Realizing value from generative AI relies on a solid business use case. LCH has a broad base of customers raising queries to their client services (CS) team across a diverse and complex range of asset classes and products. Example queries include: “What is the eligible collateral at LCH?” and “Can members clear NIBOR IRS at LCH?” This requires CS team members to refer to detailed service and policy documentation sources to provide accurate advice to their members.
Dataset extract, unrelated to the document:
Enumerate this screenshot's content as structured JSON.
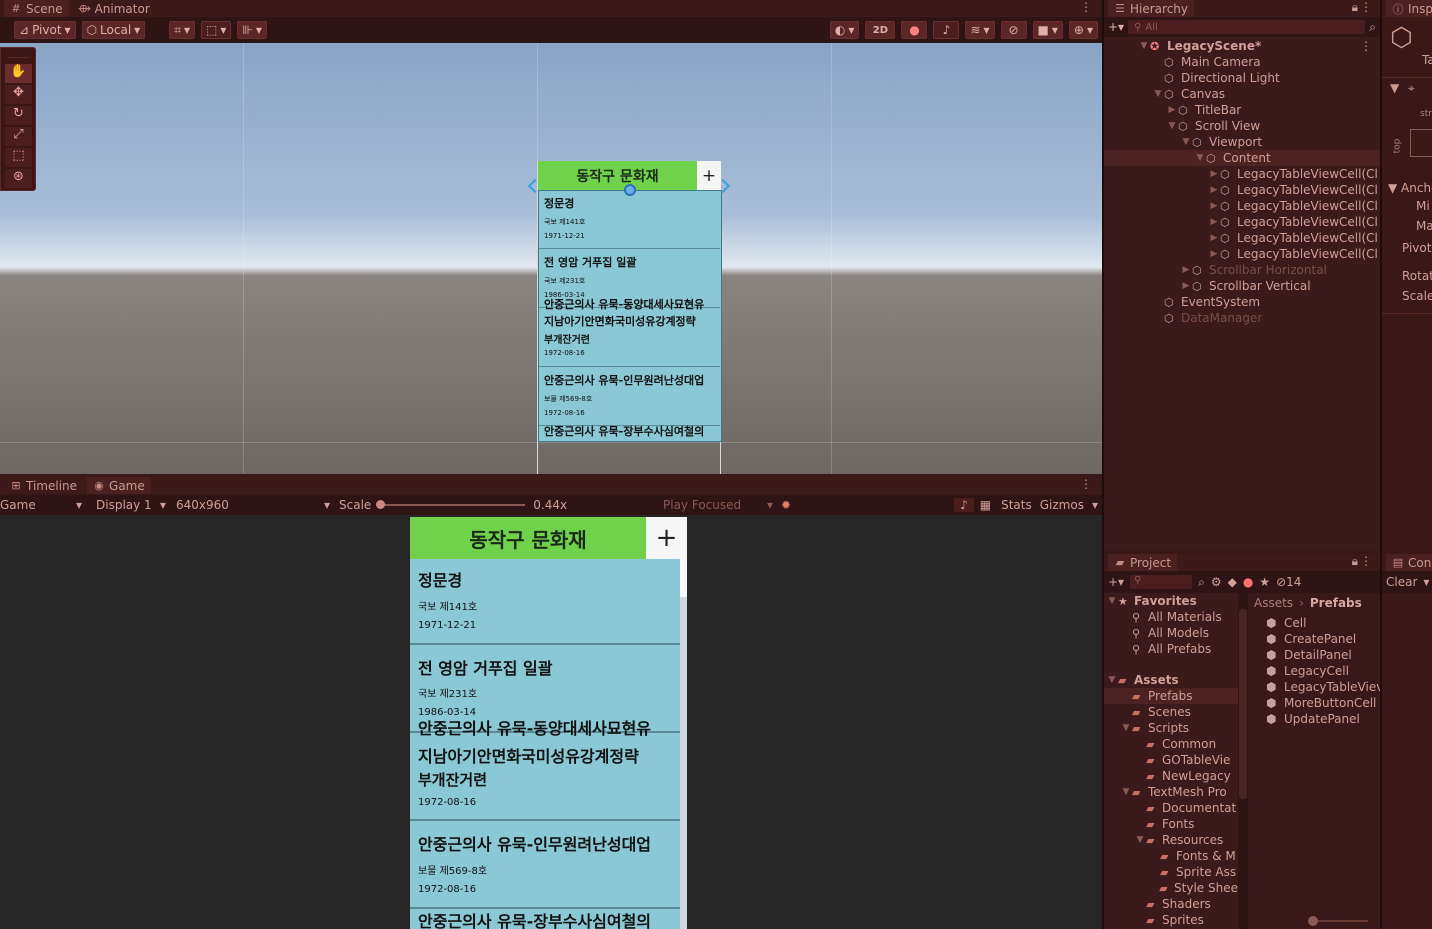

Historically, the CS team has relied on producing product FAQs for LCH members to refer to and, where required, an in-house knowledge center for CS team members to refer to when answering complex customer queries. To improve the customer experience and boost employee productivity, the CS team set out to investigate whether generative AI could help answer questions from individual members, thus reducing the number of customer queries. The goal was to increase the speed and accuracy of information retrieval within the CS workflows when responding to the queries that inevitably come through from customers.

Project workflow

The CS use case was developed through close collaboration between LCH and Amazon Web Service (AWS) and involved the following steps:

  1. Ideation: The LCH team carried out a series of cross-functional workshops to examine different large language model (LLM) approaches including prompt engineering, RAG, and custom model fine tuning and pre-training. They considered different technologies such as Amazon SageMaker and Amazon SageMaker Jumpstart and evaluated trade-offs between development effort and model customization. Amazon Q Business was selected because of its built-in enterprise search web crawler capability and ease of deployment without the need for LLM deployment. Another attractive feature was the ability to clearly provide source attribution and citations. This enhanced the reliability of the responses, allowing users to verify facts and explore topics in greater depth (important aspects to increase their overall trust in the responses received).
  2. Knowledge base creation: The CS team built data sources connectors for the LCH website, FAQs, customer relationship management (CRM) software, and internal knowledge repositories and included the Amazon Q Business built-in index and retriever in the build.
  3. Integration and testing: The application was secured using a third-party identity provider (IdP) as the IdP for identity and access management to manage users with their enterprise IdP and used AWS Identity and Access Management (IAM) to authenticate users when they signed in to Amazon Q Business. Testing was carried out to verify factual accuracy of responses, evaluating the performance and quality of the AI-generated answers, which demonstrated that the system had achieved a high level of factual accuracy. Wider improvements in business performance were demonstrated including enhancements in response time, where responses were delivered within a few seconds. Tests were undertaken with both unstructured and structured data within the documents.
  4. Phased rollout: The CS AI assistant was rolled out in a phased approach to provide thorough, high-quality answers. In the future, there are plans to integrate their Amazon Q Business application with existing email and CRM interfaces, and to expand its use to additional use cases and functions within LSEG. 

Solution overview

In this solution overview, we’ll explore the LCH-built Amazon Q Business application.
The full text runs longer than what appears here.